While Edward Bouchet is considered the first black student to officially enroll in Yale in 1870, a new research effort at the Yale Divinity School has uncovered a secret history — James W.C. Pennington, a fugitive slave, and other black students attended Divinity School lectures in the 1830s and ’40s by huddling outside classroom doors to listen.
Today marks the beginning of an 18-month series of forums at the Divinity School exploring the history of theological education of blacks in America, especially concentrating on the black presence at the school. The first forum, entitled “Forging the Dream: Remembering YDS in the pre-Civil Rights Era,” will include a panel of black alumni from the 1940s and 1950s and will examine the history of race and gender at the school.
The forum series, which will be followed by the annual Parks-King Lecture, is part of a larger research project being conducted by professor of Christian education Yolanda Smith and Arizona State Unversity associate professor of American and African American religious history Moses Moore Jr. Their research project, titled “Been in the Storm So Long: Yale Divinity School and the Black Ministry — One Hundred and Fifty Years of Black Theological Education,” is focused on the history of theological education of blacks in America, specifically at Yale.
“The purpose of the forums is to introduce our research, let alums share their experiences with students and start thinking seriously about education at YDS,” Smith said.
The research project got its impetus in the spring of 2003 during a Divinity School alumni reunion for black students The project was sparked by Smith and Moore’s interest in the vast contributions of black alumni to the New Haven community and beyond, Moore said.
“The ties between YDS and the black community are extensive,” said Moore. “The stories of alumni are very inspiring and help to emphasize this linkage.”

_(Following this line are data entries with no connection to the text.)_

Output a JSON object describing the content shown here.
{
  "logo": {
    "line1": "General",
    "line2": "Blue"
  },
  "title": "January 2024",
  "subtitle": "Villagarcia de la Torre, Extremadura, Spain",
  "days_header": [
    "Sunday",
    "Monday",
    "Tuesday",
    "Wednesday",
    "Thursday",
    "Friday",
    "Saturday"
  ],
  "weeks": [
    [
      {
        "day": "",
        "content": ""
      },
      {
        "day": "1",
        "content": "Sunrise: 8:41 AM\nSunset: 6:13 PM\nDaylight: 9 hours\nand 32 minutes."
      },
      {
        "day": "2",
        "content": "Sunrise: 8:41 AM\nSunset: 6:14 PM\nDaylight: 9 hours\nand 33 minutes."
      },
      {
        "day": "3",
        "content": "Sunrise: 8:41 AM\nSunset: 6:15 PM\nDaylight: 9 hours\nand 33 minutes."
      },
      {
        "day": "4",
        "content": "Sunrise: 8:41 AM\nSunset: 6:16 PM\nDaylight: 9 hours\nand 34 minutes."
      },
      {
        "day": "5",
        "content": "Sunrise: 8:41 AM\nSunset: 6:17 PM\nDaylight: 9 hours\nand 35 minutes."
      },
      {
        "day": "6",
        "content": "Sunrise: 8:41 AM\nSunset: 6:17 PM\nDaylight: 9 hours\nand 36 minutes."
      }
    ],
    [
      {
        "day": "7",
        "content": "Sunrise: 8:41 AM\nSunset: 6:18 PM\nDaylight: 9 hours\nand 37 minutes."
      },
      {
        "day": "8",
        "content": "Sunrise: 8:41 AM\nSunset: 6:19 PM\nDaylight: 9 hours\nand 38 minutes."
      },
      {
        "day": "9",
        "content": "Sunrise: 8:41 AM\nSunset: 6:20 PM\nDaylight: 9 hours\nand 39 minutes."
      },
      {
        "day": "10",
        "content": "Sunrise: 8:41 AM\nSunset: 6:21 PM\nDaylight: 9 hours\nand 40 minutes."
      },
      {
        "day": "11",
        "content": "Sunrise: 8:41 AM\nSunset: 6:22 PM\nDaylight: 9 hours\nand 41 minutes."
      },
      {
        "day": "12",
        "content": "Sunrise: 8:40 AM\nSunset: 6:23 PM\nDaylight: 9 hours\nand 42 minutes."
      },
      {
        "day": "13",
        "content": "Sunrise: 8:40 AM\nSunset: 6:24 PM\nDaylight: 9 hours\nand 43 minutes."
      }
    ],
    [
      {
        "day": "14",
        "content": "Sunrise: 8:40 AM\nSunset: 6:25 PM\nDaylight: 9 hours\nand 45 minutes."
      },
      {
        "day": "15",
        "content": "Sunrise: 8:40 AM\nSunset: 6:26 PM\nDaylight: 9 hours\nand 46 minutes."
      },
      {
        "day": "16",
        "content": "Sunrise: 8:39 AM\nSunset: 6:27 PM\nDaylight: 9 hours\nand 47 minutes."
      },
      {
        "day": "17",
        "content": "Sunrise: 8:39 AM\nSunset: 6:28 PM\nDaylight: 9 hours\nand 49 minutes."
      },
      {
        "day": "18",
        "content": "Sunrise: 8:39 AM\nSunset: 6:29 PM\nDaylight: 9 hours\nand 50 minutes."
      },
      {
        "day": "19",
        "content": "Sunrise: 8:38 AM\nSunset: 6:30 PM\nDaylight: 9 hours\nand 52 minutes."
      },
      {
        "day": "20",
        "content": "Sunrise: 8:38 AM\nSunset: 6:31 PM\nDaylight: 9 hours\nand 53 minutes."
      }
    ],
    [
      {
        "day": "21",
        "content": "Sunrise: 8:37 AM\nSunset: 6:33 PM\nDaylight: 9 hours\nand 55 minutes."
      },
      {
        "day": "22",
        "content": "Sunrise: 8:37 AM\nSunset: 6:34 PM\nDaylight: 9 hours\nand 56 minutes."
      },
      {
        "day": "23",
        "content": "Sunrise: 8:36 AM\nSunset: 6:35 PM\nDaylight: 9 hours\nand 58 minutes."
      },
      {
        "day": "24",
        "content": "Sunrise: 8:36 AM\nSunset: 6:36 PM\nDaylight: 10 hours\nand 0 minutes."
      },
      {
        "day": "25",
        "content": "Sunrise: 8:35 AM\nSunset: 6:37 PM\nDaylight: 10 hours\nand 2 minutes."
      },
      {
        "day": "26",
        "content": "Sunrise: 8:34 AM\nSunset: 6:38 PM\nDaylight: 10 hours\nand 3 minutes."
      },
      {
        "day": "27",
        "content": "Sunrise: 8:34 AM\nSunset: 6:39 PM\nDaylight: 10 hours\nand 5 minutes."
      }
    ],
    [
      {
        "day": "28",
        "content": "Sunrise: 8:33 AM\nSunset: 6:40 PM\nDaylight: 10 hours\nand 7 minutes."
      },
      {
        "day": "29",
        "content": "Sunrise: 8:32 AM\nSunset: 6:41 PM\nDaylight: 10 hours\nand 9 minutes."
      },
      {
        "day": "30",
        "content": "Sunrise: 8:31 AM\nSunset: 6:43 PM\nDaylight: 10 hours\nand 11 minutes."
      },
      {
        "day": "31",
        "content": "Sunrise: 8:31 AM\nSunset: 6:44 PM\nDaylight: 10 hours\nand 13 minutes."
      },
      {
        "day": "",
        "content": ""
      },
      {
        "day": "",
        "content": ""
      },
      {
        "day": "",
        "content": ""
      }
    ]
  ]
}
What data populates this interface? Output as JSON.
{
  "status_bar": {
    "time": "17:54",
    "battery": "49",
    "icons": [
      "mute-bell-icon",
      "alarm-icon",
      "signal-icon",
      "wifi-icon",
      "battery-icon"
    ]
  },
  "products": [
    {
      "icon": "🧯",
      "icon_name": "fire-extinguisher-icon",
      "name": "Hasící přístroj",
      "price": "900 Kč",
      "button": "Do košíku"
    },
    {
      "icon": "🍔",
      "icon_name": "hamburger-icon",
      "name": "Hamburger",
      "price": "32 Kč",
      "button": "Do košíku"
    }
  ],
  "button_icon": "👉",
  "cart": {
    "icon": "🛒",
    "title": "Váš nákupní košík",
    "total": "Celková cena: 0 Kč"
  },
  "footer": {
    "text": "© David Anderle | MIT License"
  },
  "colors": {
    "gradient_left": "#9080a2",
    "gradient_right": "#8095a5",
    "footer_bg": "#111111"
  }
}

Divinty School alumni, in addition to their involvement in churches, have become teachers at schools and seminaries, including Storer College, Howard University, Virginia Union University and the Interdenominational Theological Center. The first black professor to teach at the Divinity School was in fact a grad, Moore said.
In 1870, Bouchet became the first black student officially admitted to Yale. This change in policy is intimately connected with another piece of history: In 1872, Mary Goodman gave close to $5,000 in life savings to the school to serve as a scholarship for black students.
“Goodman’s endowment may have been inspired by the change in policy,” Moore said. “The money may have helped Solomon Coles, a former slave, to enroll officially at YDS.”
The title of the research, “‘Been in the Storm So Long,'” comes from an African American spiritual, Smith said, and was originally meant to symbolize the challenges blacks faced at the school. Yet through their research, Smith and Moore have found that the YDS experience was not tumultuous for everyone.
“For some people it was a moving experience,” Smith said. “It prepared them for challenges to their faith in the larger world — it prepared them for the storm.”
Thus, the research project has come to represent how the Divinity School prepared its black alumni to engage the world through activism, Moore said.
The research project and its presentation in the forums is one of the first attempts to document this history and establish an archive at the Divinity School for seminarians and scholars of the future.
“It’s ironic that this history hasn’t been presented given the impact YDS alumni have had in churches and the broader community,” Moore said. “These people have been movers and shakers.”
The forums, Smith said, will provide an opportunity for graduates to reflect on their experiences at Yale and also for current students to learn about the incredibly rich history the school has to offer. Subsequent forums will link the Divinity School and the New Haven community and explore black women at the school and the worldwide impact of black alumni. A final conference will focus on black Divinity School alumni who are involved in current black theological education.
As a result of the forums, Smith said, the Divinity School will hopefully make changes to some of its curriculum.
“We need to offer courses that are more culturally sensitive,” she said. “We need to think seriously about recruiting and nurturing students and faculty of color.”
Divinity School Dean Harold Attridge has supported Smith and Moore’s work.
“These are fascinating stories of how people’s lives were, how they changed and how they applied their theological education,” Attridge said.
The research project, only in its beginning stages now, will eventually encompass experiences beyond the boundaries of the Divinity School, Moore said. But the research is not meant to involve only the black presence at the school.
“We don’t just want to highlight blacks who have changed YDS,” Smith said. “There are others — deans, professors and students — who have played a significant role and we’re hoping to show a history of interracial interaction.”